It started spontaneously. On Monday morning, a few hours after his death was announced, someone scribbled “Thanks Jack” with orange chalk on Nathan Philips Square. By the next day the tribute to the former city councillor who took the NDP to official opposition covered an area the size of a hockey rink and made international news. While coverage of Jack Layton’s death and career focused on his person, his message, his career, and his effect on others, I kept thinking that his death – or rather, the reaction to his death – also said much about Toronto itself.
As I compulsively devoured every bit of news about Jack, it struck me how Torontonians of all stripes saw him as one of their own. I assumed he was from Toronto and was dismayed to find out he hailed from rival Montreal and moved to Toronto as a young man. No, he wasn’t born or raised here. Somehow, it just didn’t matter.We all know the statistics.
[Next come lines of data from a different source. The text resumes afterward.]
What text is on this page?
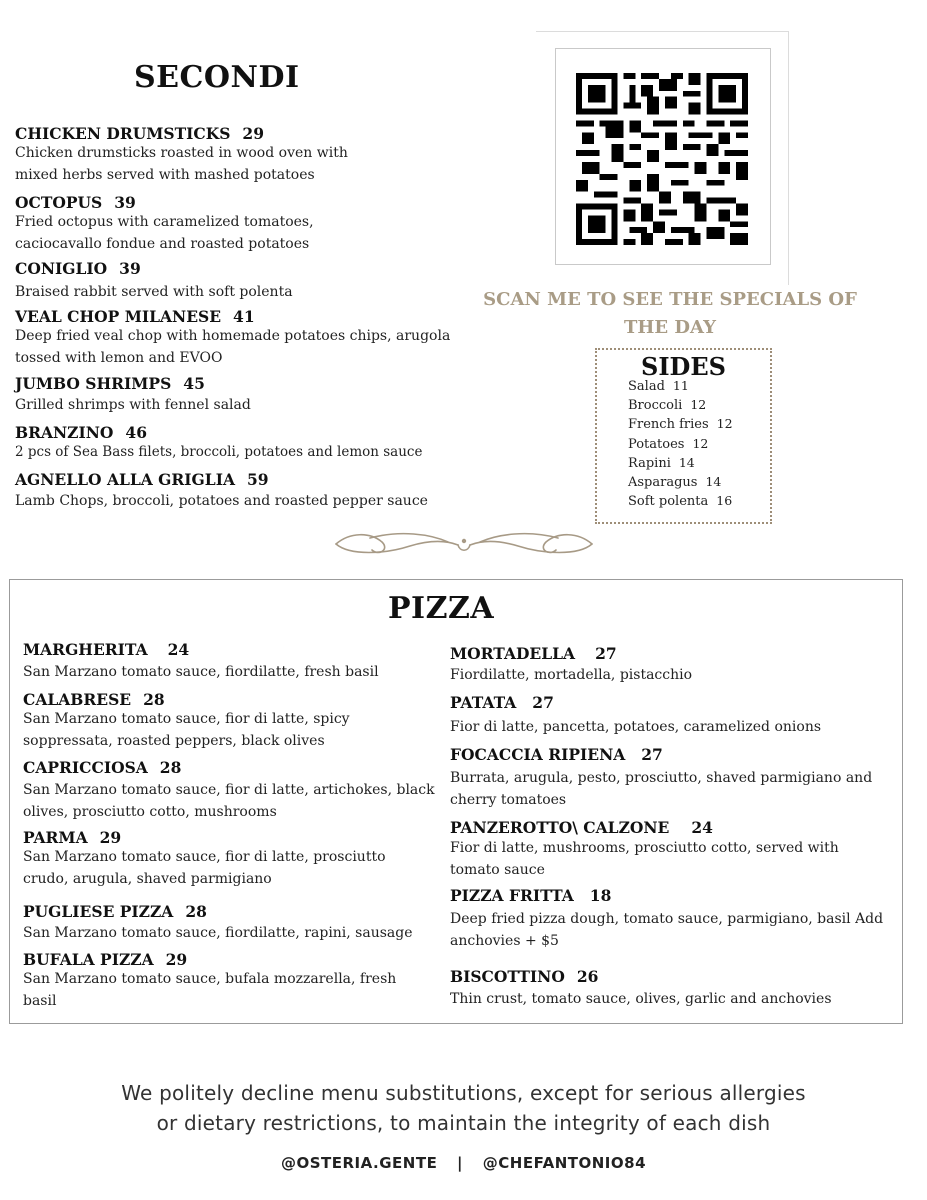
SECONDI
CHICKEN DRUMSTICKS 29
Chicken drumsticks roasted in wood oven with mixed herbs served with mashed potatoes
OCTOPUS 39
Fried octopus with caramelized tomatoes, caciocavallo fondue and roasted potatoes
CONIGLIO 39
Braised rabbit served with soft polenta
VEAL CHOP MILANESE 41
Deep fried veal chop with homemade potatoes chips, arugola tossed with lemon and EVOO
JUMBO SHRIMPS 45
Grilled shrimps with fennel salad
BRANZINO 46
2 pcs of Sea Bass filets, broccoli, potatoes and lemon sauce
AGNELLO ALLA GRIGLIA 59
Lamb Chops, broccoli, potatoes and roasted pepper sauce
SCAN ME TO SEE THE SPECIALS OF THE DAY
SIDES
Salad 11
Broccoli 12
French fries 12
Potatoes 12
Rapini 14
Asparagus 14
Soft polenta 16
PIZZA
MARGHERITA 24
San Marzano tomato sauce, fiordilatte, fresh basil
CALABRESE 28
San Marzano tomato sauce, fior di latte, spicy soppressata, roasted peppers, black olives
CAPRICCIOSA 28
San Marzano tomato sauce, fior di latte, artichokes, black olives, prosciutto cotto, mushrooms
PARMA 29
San Marzano tomato sauce, fior di latte, prosciutto crudo, arugula, shaved parmigiano
PUGLIESE PIZZA 28
San Marzano tomato sauce, fiordilatte, rapini, sausage
BUFALA PIZZA 29
San Marzano tomato sauce, bufala mozzarella, fresh basil
MORTADELLA 27
Fiordilatte, mortadella, pistacchio
PATATA 27
Fior di latte, pancetta, potatoes, caramelized onions
FOCACCIA RIPIENA 27
Burrata, arugula, pesto, prosciutto, shaved parmigiano and cherry tomatoes
PANZEROTTO\ CALZONE 24
Fior di latte, mushrooms, prosciutto cotto, served with tomato sauce
PIZZA FRITTA 18
Deep fried pizza dough, tomato sauce, parmigiano, basil Add anchovies + $5
BISCOTTINO 26
Thin crust, tomato sauce, olives, garlic and anchovies
We politely decline menu substitutions, except for serious allergies
or dietary restrictions, to maintain the integrity of each dish
@OSTERIA.GENTE | @CHEFANTONIO84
More than half of the city’s residents were born outside of Canada. Add to that the migrants from other provinces and the born and bred Torontonians are a minority.
I was born in a small town 170km from Rio de Janeiro. My parents were visiting family when I was born and we never lived in that city. We moved a lot and I lived in Rio for about 10 years while I was growing up. From Rio I moved to Montreal, where I spent four years. At one point I lived in Barcelona for a year. I loved and identified with each one of these major cities. Yet, no matter how much love and appreciation I bestowed on them, deep down inside I knew I would always be an outsider. I would never be considered a carioca, a Montrealer, or a barcelonesa.
In Toronto, however, I found a city whose definition of Torontonian stretched beyond location of birth. Irrespective of place of birth and accent, it is possible to belong in Toronto. Roots easily set in its fertile soil. Communities are open to anyone who wants to be a part. I once sat on meetings of the Kensington Market BIA despite the fact that I neither lived nor worked at the market. I was invited to be part of it simply because I loved the market.
It is the kind of city where a native of a rival city can succeed in its local politics without having his loyalties ever questioned. At many levels, when residents of the city, born here or not, showed up in front of city hall to pay their respects, they illustrated how open to the world this city is. For someone who grew up without a home city, it is nice to finally have a place I can call my own.